Grain elevators face significant challenges in the year ahead as they buy basis on corn, soybeans and wheat at the highest levels seen in years. Basis for all three of the major grains is significantly tighter across the country from strong end-user bids, limited pipeline supplies and lack of farmer selling amid an uncertain fall harvest, according to a new report from CoBank’s Knowledge Exchange division.

“In addition to having to buy more expensive basis, grain elevators are being compelled to offer farmers a range of incentives to sell bushels,” said Tanner Ehmke, manager of CoBank’s Knowledge Exchange division. “Lower rates on storage, free delayed pricing and free grain drying are among those incentives, which are eating into the elevators’ revenues.”

Grain quality issues resulting from high moisture levels at harvest and frost damage on immature crops will also raise management costs for elevators, potentially resulting in greater losses due to shrinkage and spoilage, the report noted. Additionally, propane supply shortages in some regions is also driving up the cost of drying grain for many grain elevators.

Meanwhile, carry in the futures market for corn, soybeans and wheat is trending smaller as basis strengthens.

“Futures carry on the Minneapolis [Minn.] soft red winter wheat contract has fallen nearly to zero amid a shortfall in supplies, while the Kansas City [Mo.] hard red winter wheat contract, which, in recent years, offered reliable profits for grain elevators, has also fallen sharply amid tight basis, the expectation for falling acreage and a new variable storage rate,” CoBank noted.

Weather also continues to be the major challenge for both farmers and grain handlers. In fact, the report said the corn and soybean harvest in some regions of the Corn Belt will likely last into the winter, with total new-crop bushel inventories likely to remain unknown through winter.

Further, the report said while most regions of the Corn Belt are expected to see significant losses in corn yield, states such as Kansas, Kentucky, Missouri, Tennessee and Texas are expected to have record yields.
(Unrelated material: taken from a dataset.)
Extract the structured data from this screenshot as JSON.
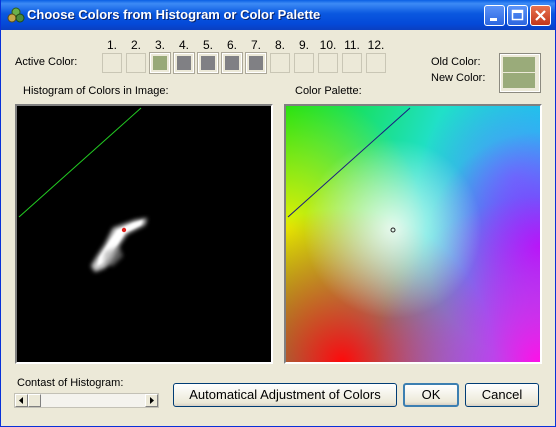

CoBank said no Corn Belt crop year has uniformity in production, which leads to more dynamic variability in local markets and a highly volatile basis.

CoBank further noted that the uncertainty over how many bushels would be in the bin this fall has caused farmers to refrain from pricing new-crop grain or to hold onto old-crop inventories they might need to fulfill contracts.

According to CoBank, in addition to a challenging growing year, soybeans continue to be affected by the ongoing negotiations between China and the U.S.

“Even before the fall harvest delays, surplus inventories from the trade war with China pulled soybean basis down to multiyear lows,” the report noted. “Soybeans’ lackluster export program since mid-2018 and the record-large inventories that resulted are keeping soybean basis from strengthening to the levels seen with corn.”

Still, grain elevators have an opportunity to improve margins in an otherwise stressful year, CoBank said. Basis will likely soften as more bushels come to market as harvest operations conclude, giving grain handlers an opportunity to potentially buy cheaper basis. In regions where farmers harvested record yields, elevators can use the volume to make up the loss in margin.

“While grain elevator margins generally are expected to be down in the year ahead, grain handlers can profit from blending new-crop supplies with existing old-crop inventories, and those with reliable access to propane can profit from drying grain,” Ehmke said.